Pod People: Better Podcasts Start with the Perfect Team
When audio projects meet the right professionals, it’s magic. Pod People’s Matchmaking services offer white-glove staffing for contract-to-hire roles across the industry. With a global community of nearly 2,000 creators, finding ideal candidates is simple, fast, and reliable.
Pod People specializes in sourcing the best Producers, Journalists, Editors, Engineers, Sound Designers, and more across the audio industry. Each step of the process ensures a perfect fit, starting with a curated shortlist of candidates for each role.
For audio professionals, Pod People’s free community is a world of opportunity. Perks include resources, events, mentorship, networking — and the ears of companies like Spotify, Netflix, and Wondery. Ready to meet your match? Whether you’re looking to hire or be hired, better partnerships start here.

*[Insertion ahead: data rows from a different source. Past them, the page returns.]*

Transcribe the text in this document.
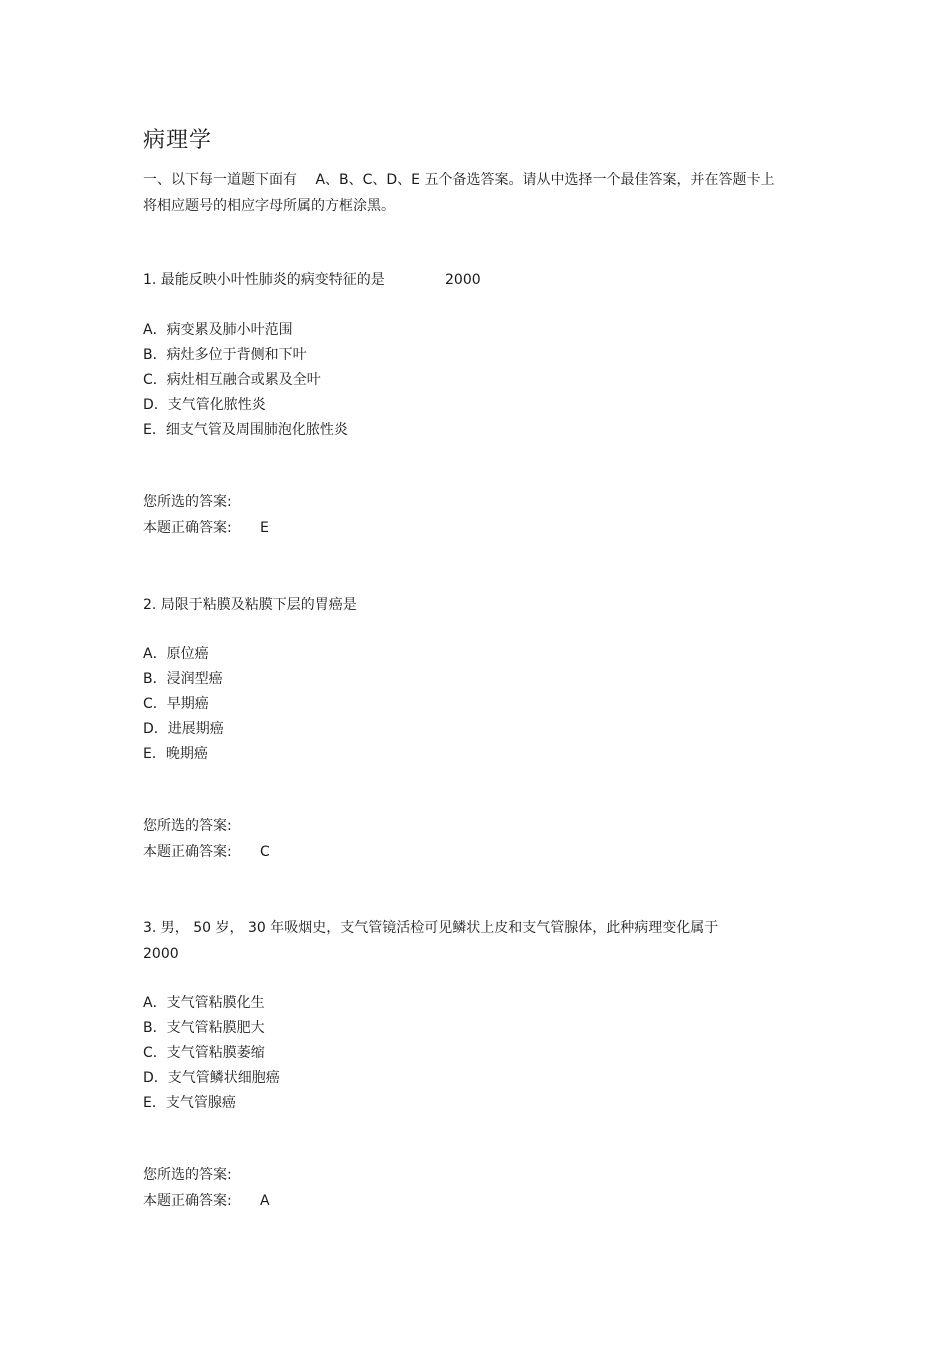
病理学
一、以下每一道题下面有　 A、B、C、D、E 五个备选答案。请从中选择一个最佳答案，并在答题卡上将相应题号的相应字母所属的方框涂黑。
1. 最能反映小叶性肺炎的病变特征的是	2000
A．病变累及肺小叶范围
B．病灶多位于背侧和下叶
C．病灶相互融合或累及全叶
D．支气管化脓性炎
E．细支气管及周围肺泡化脓性炎
您所选的答案:
本题正确答案: E
2. 局限于粘膜及粘膜下层的胃癌是
A．原位癌
B．浸润型癌
C．早期癌
D．进展期癌
E．晚期癌
您所选的答案:
本题正确答案: C
3. 男， 50 岁， 30 年吸烟史，支气管镜活检可见鳞状上皮和支气管腺体，此种病理变化属于
2000
A．支气管粘膜化生
B．支气管粘膜肥大
C．支气管粘膜萎缩
D．支气管鳞状细胞癌
E．支气管腺癌
您所选的答案:
本题正确答案: A
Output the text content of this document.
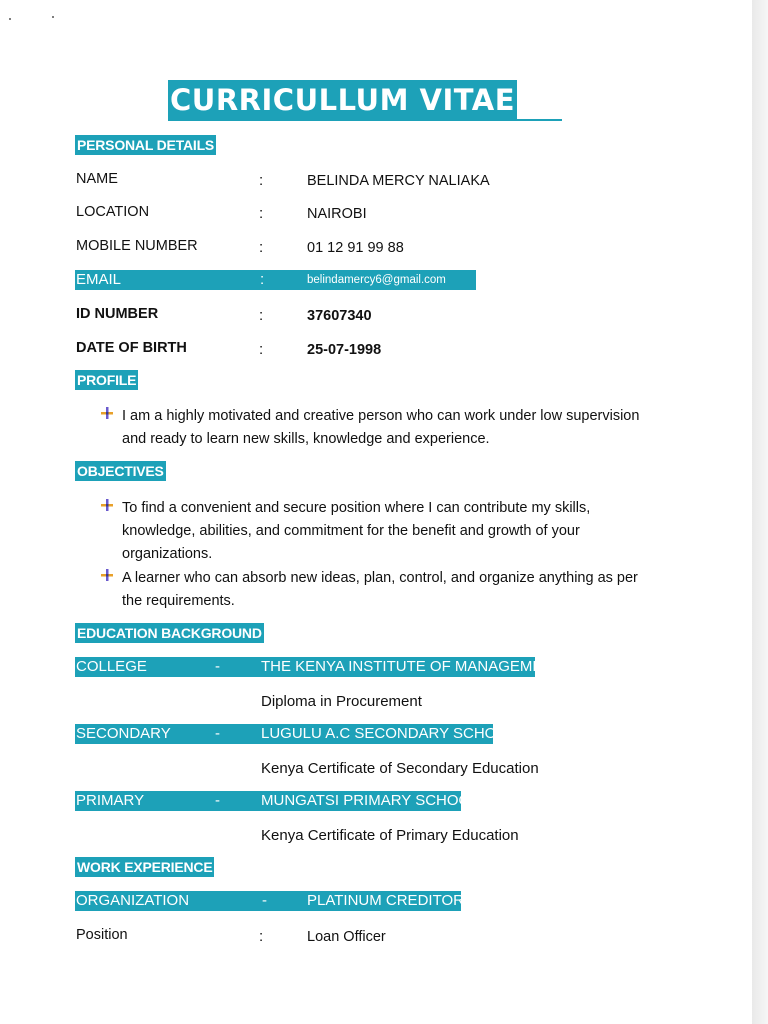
CURRICULLUM VITAE
PERSONAL DETAILS
NAME	:	BELINDA MERCY NALIAKA
LOCATION	:	NAIROBI
MOBILE NUMBER	:	01 12 91 99 88
EMAIL	:	belindamercy6@gmail.com
ID NUMBER	:	37607340
DATE OF BIRTH	:	25-07-1998
PROFILE
I am a highly motivated and creative person who can work under low supervision and ready to learn new skills, knowledge and experience.
OBJECTIVES
To find a convenient and secure position where I can contribute my skills, knowledge, abilities, and commitment for the benefit and growth of your organizations.
A learner who can absorb new ideas, plan, control, and organize anything as per the requirements.
EDUCATION BACKGROUND
COLLEGE	-	THE KENYA INSTITUTE OF MANAGEMENT
Diploma in Procurement
SECONDARY	-	LUGULU A.C SECONDARY SCHOOL
Kenya Certificate of Secondary Education
PRIMARY	-	MUNGATSI PRIMARY SCHOOL
Kenya Certificate of Primary Education
WORK EXPERIENCE
ORGANIZATION	-	PLATINUM CREDITORS
Position	:	Loan Officer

Here's what else is going on:
- Nice try: How easy is it to get a commercial song cleared for a podcast? Podnews asked Winslow Bright, a music supervisor for film, audiobooks, and podcasts. Alas, 30-second clips don’t magically fly under the radar. “Who on the internet said that? That’s not true — that’s definitely not true.”
- Group chat: Tomorrow at 8:45 am ET/3:45 pm CAT is “Podcasting and Women in Africa,” a free panel talk from the African Women in Media Conference. Speakers including Kim Fox and Melissa Mbugua will discuss entering audio, empowerment, and tips for creators. RSVP required.
- Little ears: Podcasts and hamsters were top content trends for children this year. Major companies are catching up fast, a gaming executive tells Kidscreen. “The only thing holding audio back is discoverability, but with a growing range of studio and curation models, even that is getting better.”
- Stay smooth: It’s about that time, allergy sufferers. NPR announcer Jessica Hansen shares her tips for sounding healthy despite colds, flu, and other voice-affecting afflictions. Solutions include hydrogen peroxide, saline spray, and manuka honey. For some reason, that last one is very NPR.